My current work involves A LOT of searching to ID people and conferences in biomed/disease research, so perhaps I'll come across something more specific in the future.

Good luck!
posted by NikitaNikita at 7:50 PM on November 26, 2008

Response by poster: The main issue is that the area I'm interested in isn't strictly the area I work in (although is tangential to), so I don't have contacts and my supervisors can't help. Also I'm in a totally different geographical area so professional organisations etc around here are no use (yes, I've looked). Geographically convenient or knowing people involved definitely won't happen, I'm actually trying to avoid that incestuous crap. Advice on finding professional organisations or mailing lists outside New Zealand, besides the obvious google searches, would be welcomed.

I'm technically being a bit cheeky, trying to go to a conference outside my small speciality (nutrigenomics btw) to find a post doc doing something kind of new (i.e. immunology), plus I have a wide background and a fairly broad area of interest within inflammation (although more specific techniques under my belt) so I don't have specific ideas about specific places or groups to look at for a post doc. That's what the conference is for, to let me know what's out there!

special-k's ideas about looking into CVs etc of authors I'm interested in is a great one, and something I'd never have thought of by myself. I'm going to start on that tomorrow. Professional networking is a great idea but I need something more specific given how isolated I am currently. I'm not your traditional bossed-around PhD student and in this particular case it's all up to me, and I'm still feeling a bit lost! So more ideas are welcomed.
posted by shelleycat at 1:02 AM on November 27, 2008

Considering you want to see talks and network with people that are involved with two different fields of research (nutrigenomics and immunology) it might be worthwhile to find a fairly general biological science conference.
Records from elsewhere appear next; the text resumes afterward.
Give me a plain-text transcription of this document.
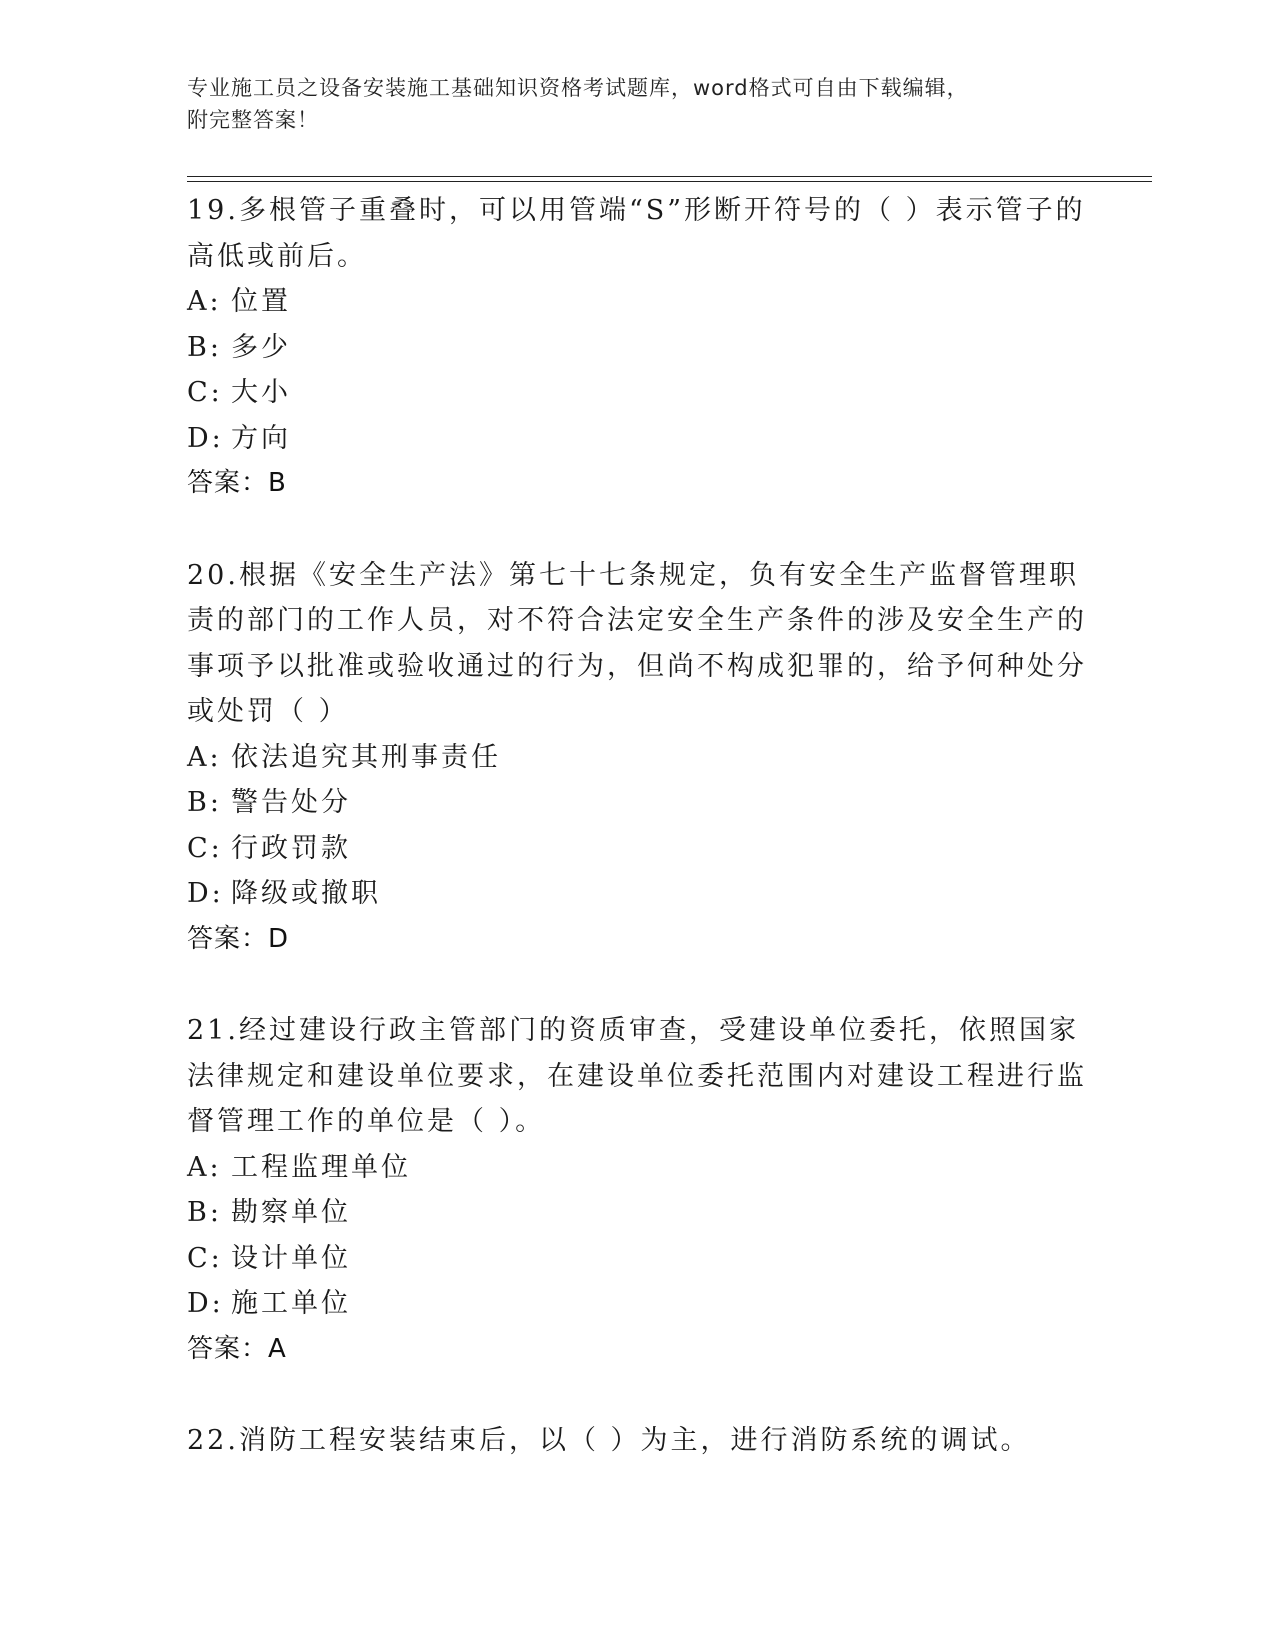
专业施工员之设备安装施工基础知识资格考试题库，word格式可自由下载编辑，
附完整答案！

19.多根管子重叠时，可以用管端“S”形断开符号的（ ）表示管子的高低或前后。

A: 位置

B: 多少

C: 大小

D: 方向

答案：B

20.根据《安全生产法》第七十七条规定，负有安全生产监督管理职责的部门的工作人员，对不符合法定安全生产条件的涉及安全生产的事项予以批准或验收通过的行为，但尚不构成犯罪的，给予何种处分或处罚（ ）

A: 依法追究其刑事责任

B: 警告处分

C: 行政罚款

D: 降级或撤职

答案：D

21.经过建设行政主管部门的资质审查，受建设单位委托，依照国家法律规定和建设单位要求，在建设单位委托范围内对建设工程进行监督管理工作的单位是（ ）。

A: 工程监理单位

B: 勘察单位

C: 设计单位

D: 施工单位

答案：A

22.消防工程安装结束后，以（ ）为主，进行消防系统的调试。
I am a Biochemist and to that end, during my PhD I went to the combined FEBS-IUBMB conference in Budapest in 2005. I am Australian, so me being a non-european didn't cause any hassles. It was great. very well attended (>1500-2000 people) and made some good contacts and saw some great talks. There were a number of good immunology talks as well.

They also run a young scientist program which offers waivers for conference fees, accomodation (i think) and other benefits.

in 2009 the FEBS congress is in Prague. might be worthwhile checking it out. I think the dates are closing soon.